La storia è delle più tragiche, e parla di una famiglia comune, che non sarà più la stessa dopo un terribile incidente d'auto. Ciascuno di loro dovrà misurarsi con nuove regole e priorità e scoprirà al tempo stesso qualcosa di più di se stesso. A morire sarà Davide, l’amico di sempre di Alex, il compagno più fidato, mentre Alessandro resterà sospeso fra la vita e la morte.

All’interno di questo limbo, il ragazzo rivivrà la sua vita, passando per i momenti più teneri, per i gusti, i sapori, gli odori della sua infanzia (come la colazione tipicamente italiana preparata con pane e marmellata). Quando riuscirà a svegliarsi, capirà che la vita non è un dono, ma un’opportunità di dare un senso al tutto.

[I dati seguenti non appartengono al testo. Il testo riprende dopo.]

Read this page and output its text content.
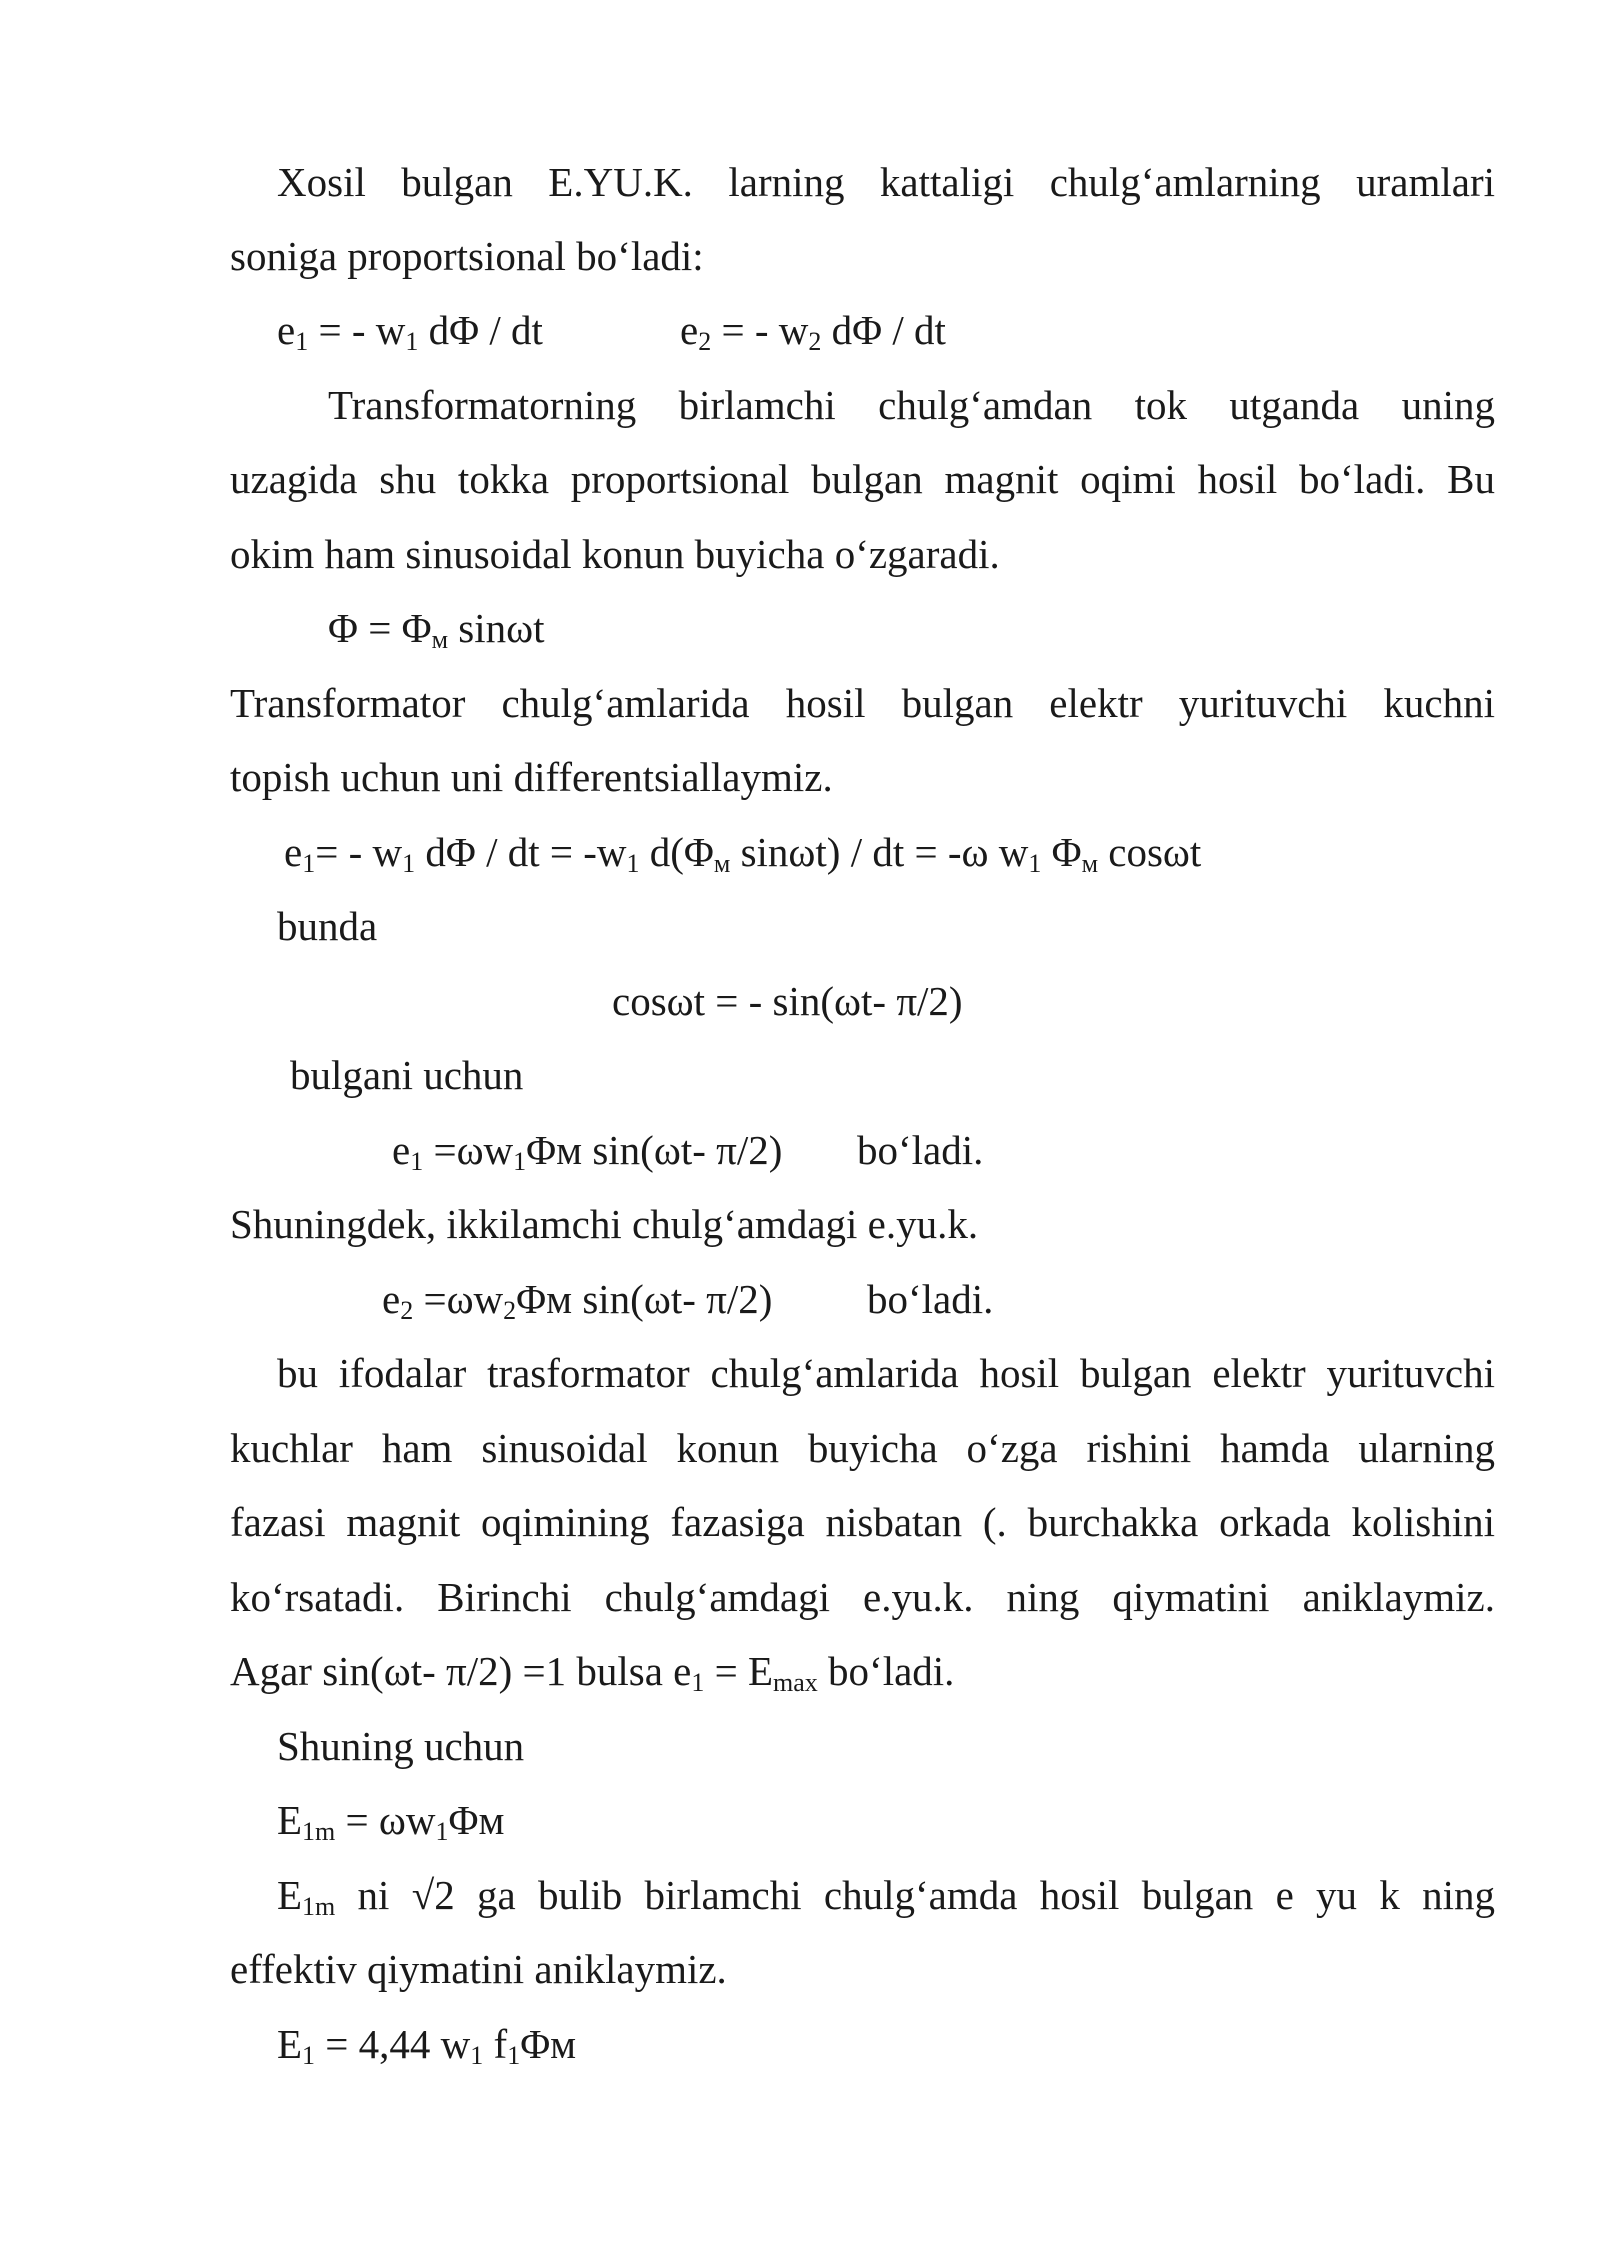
Xosil bulgan E.YU.K. larning kattaligi chulg‘amlarning uramlari
soniga proportsional bo‘ladi:
$e_1$ = - $w_1$ dΦ / dt	$e_2$ = - $w_2$ dΦ / dt
Transformatorning birlamchi chulg‘amdan tok utganda uning
uzagida shu tokka proportsional bulgan magnit oqimi hosil bo‘ladi. Bu
okim ham sinusoidal konun buyicha o‘zgaradi.
$\Phi = \Phi_м$ sinωt
Transformator chulg‘amlarida hosil bulgan elektr yurituvchi kuchni
topish uchun uni differentsiallaymiz.
$e_1= - w_1$ dΦ / dt = $-w_1$ $d(\Phi_м$ sinωt) / dt = -ω $w_1$ $\Phi_м$ cosωt
bunda
cosωt = - sin(ωt- π/2)
bulgani uchun
$e_1 =\omega w_1\Phi м$ sin(ωt- π/2) bo‘ladi.
Shuningdek, ikkilamchi chulg‘amdagi e.yu.k.
$e_2 =\omega w_2\Phi м$ sin(ωt- π/2) bo‘ladi.
bu ifodalar trasformator chulg‘amlarida hosil bulgan elektr yurituvchi
kuchlar ham sinusoidal konun buyicha o‘zga rishini hamda ularning
fazasi magnit oqimining fazasiga nisbatan (. burchakka orkada kolishini
ko‘rsatadi. Birinchi chulg‘amdagi e.yu.k. ning qiymatini aniklaymiz.
Agar sin(ωt- π/2) =1 bulsa $e_1 = E_{max}$ bo‘ladi.
Shuning uchun
$E_{1m} = \omega w_1\Phi м$
$E_{1m}$ ni √2 ga bulib birlamchi chulg‘amda hosil bulgan e yu k ning
effektiv qiymatini aniklaymiz.
$E_1 = 4,44$ $w_1$ $f_1\Phi м$
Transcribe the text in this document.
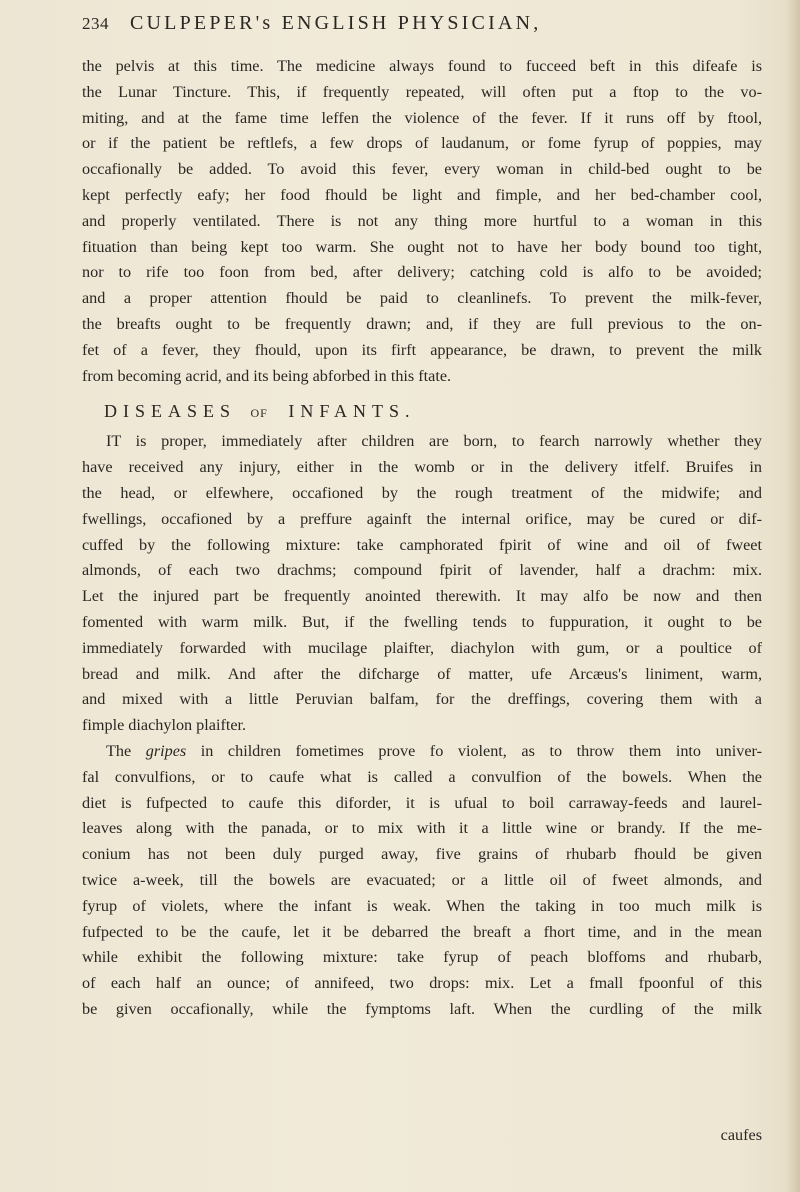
234	CULPEPER's ENGLISH PHYSICIAN,
the pelvis at this time. The medicine always found to fucceed beft in this difeafe is
the Lunar Tincture. This, if frequently repeated, will often put a ftop to the vo-
miting, and at the fame time leffen the violence of the fever. If it runs off by ftool,
or if the patient be reftlefs, a few drops of laudanum, or fome fyrup of poppies, may
occafionally be added. To avoid this fever, every woman in child-bed ought to be
kept perfectly eafy; her food fhould be light and fimple, and her bed-chamber cool,
and properly ventilated. There is not any thing more hurtful to a woman in this
fituation than being kept too warm. She ought not to have her body bound too tight,
nor to rife too foon from bed, after delivery; catching cold is alfo to be avoided;
and a proper attention fhould be paid to cleanlinefs. To prevent the milk-fever,
the breafts ought to be frequently drawn; and, if they are full previous to the on-
fet of a fever, they fhould, upon its firft appearance, be drawn, to prevent the milk
from becoming acrid, and its being abforbed in this ftate.
DISEASES OF INFANTS.
IT is proper, immediately after children are born, to fearch narrowly whether they
have received any injury, either in the womb or in the delivery itfelf. Bruifes in
the head, or elfewhere, occafioned by the rough treatment of the midwife; and
fwellings, occafioned by a preffure againft the internal orifice, may be cured or dif-
cuffed by the following mixture: take camphorated fpirit of wine and oil of fweet
almonds, of each two drachms; compound fpirit of lavender, half a drachm: mix.
Let the injured part be frequently anointed therewith. It may alfo be now and then
fomented with warm milk. But, if the fwelling tends to fuppuration, it ought to be
immediately forwarded with mucilage plaifter, diachylon with gum, or a poultice of
bread and milk. And after the difcharge of matter, ufe Arcæus's liniment, warm,
and mixed with a little Peruvian balfam, for the dreffings, covering them with a
fimple diachylon plaifter.
The gripes in children fometimes prove fo violent, as to throw them into univer-
fal convulfions, or to caufe what is called a convulfion of the bowels. When the
diet is fufpected to caufe this diforder, it is ufual to boil carraway-feeds and laurel-
leaves along with the panada, or to mix with it a little wine or brandy. If the me-
conium has not been duly purged away, five grains of rhubarb fhould be given
twice a-week, till the bowels are evacuated; or a little oil of fweet almonds, and
fyrup of violets, where the infant is weak. When the taking in too much milk is
fufpected to be the caufe, let it be debarred the breaft a fhort time, and in the mean
while exhibit the following mixture: take fyrup of peach bloffoms and rhubarb,
of each half an ounce; of annifeed, two drops: mix. Let a fmall fpoonful of this
be given occafionally, while the fymptoms laft. When the curdling of the milk
caufes
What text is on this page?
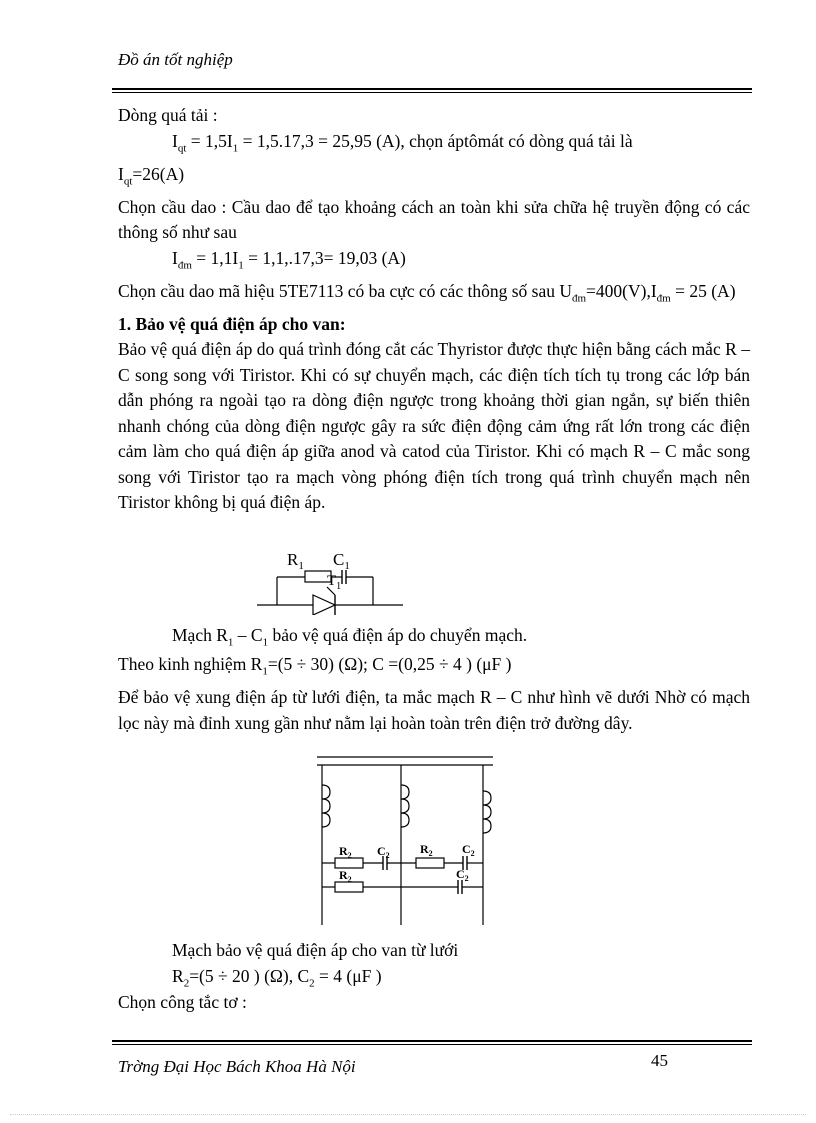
Đồ án tốt nghiệp

Dòng quá tải :

$I_{qt} = 1,5I_1 = 1,5.17,3 = 25,95$ (A), chọn áptômát có dòng quá tải là

$I_{qt}=26(A)$

Chọn cầu dao : Cầu dao để tạo khoảng cách an toàn khi sửa chữa hệ truyền động có các thông số như sau

$I_{đm} = 1,1I_1 = 1,1,.17,3= 19,03$ (A)

Chọn cầu dao mã hiệu 5TE7113 có ba cực có các thông số sau $U_{đm}=400(V),I_{đm} = 25$ (A)

1. Bảo vệ quá điện áp cho van:

Bảo vệ quá điện áp do quá trình đóng cắt các Thyristor được thực hiện bằng cách mắc R – C song song với Tiristor. Khi có sự chuyển mạch, các điện tích tích tụ trong các lớp bán dẫn phóng ra ngoài tạo ra dòng điện ngược trong khoảng thời gian ngắn, sự biến thiên nhanh chóng của dòng điện ngược gây ra sức điện động cảm ứng rất lớn trong các điện cảm làm cho quá điện áp giữa anod và catod của Tiristor. Khi có mạch R – C mắc song song với Tiristor tạo ra mạch vòng phóng điện tích trong quá trình chuyển mạch nên Tiristor không bị quá điện áp.

$R_1$ $C_1$
$T_1$
Mạch $R_1 - C_1$ bảo vệ quá điện áp do chuyển mạch.

Theo kinh nghiệm $R_1=(5 \div 30)$ (Ω); C =(0,25 ÷ 4 ) (μF )

Để bảo vệ xung điện áp từ lưới điện, ta mắc mạch R – C như hình vẽ dưới Nhờ có mạch lọc này mà đỉnh xung gần như nằm lại hoàn toàn trên điện trở đường dây.

$R_2$ $C_2$	$R_2$ $C_2$
$R_2$	$C_2$
Mạch bảo vệ quá điện áp cho van từ lưới
$R_2=(5 \div 20$ ) (Ω), $C_2 = 4$ (μF )
Chọn công tắc tơ :
Trờng Đại Học Bách Khoa Hà Nội	45
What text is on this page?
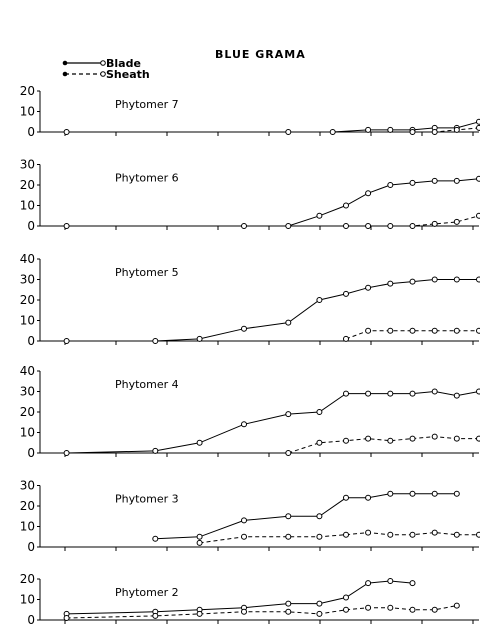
BLUE GRAMA
Blade
Sheath
0
10
20
Phytomer 7
0
10
20
30
Phytomer 6
0
10
20
30
40
Phytomer 5
0
10
20
30
40
Phytomer 4
0
10
20
30
Phytomer 3
0
10
20
Phytomer 2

Come afferma lo stesso Piero, bisogna sempre «rialzarsi, subito. Più tempo si resta ad aspettare, prima di ritrovare se stessi, e più sarà lento il ritorno». In questo contesto non manca la critica alla società, alle malelingue, al falso buon senso comune che spesso affossa situazioni senza sapere la realtà dei fatti. Il tutto viene riportato con una grande maestria, per quella della scrittura che è una passione che lo scrittore si porta fin da bambino. E si vede. Tutto.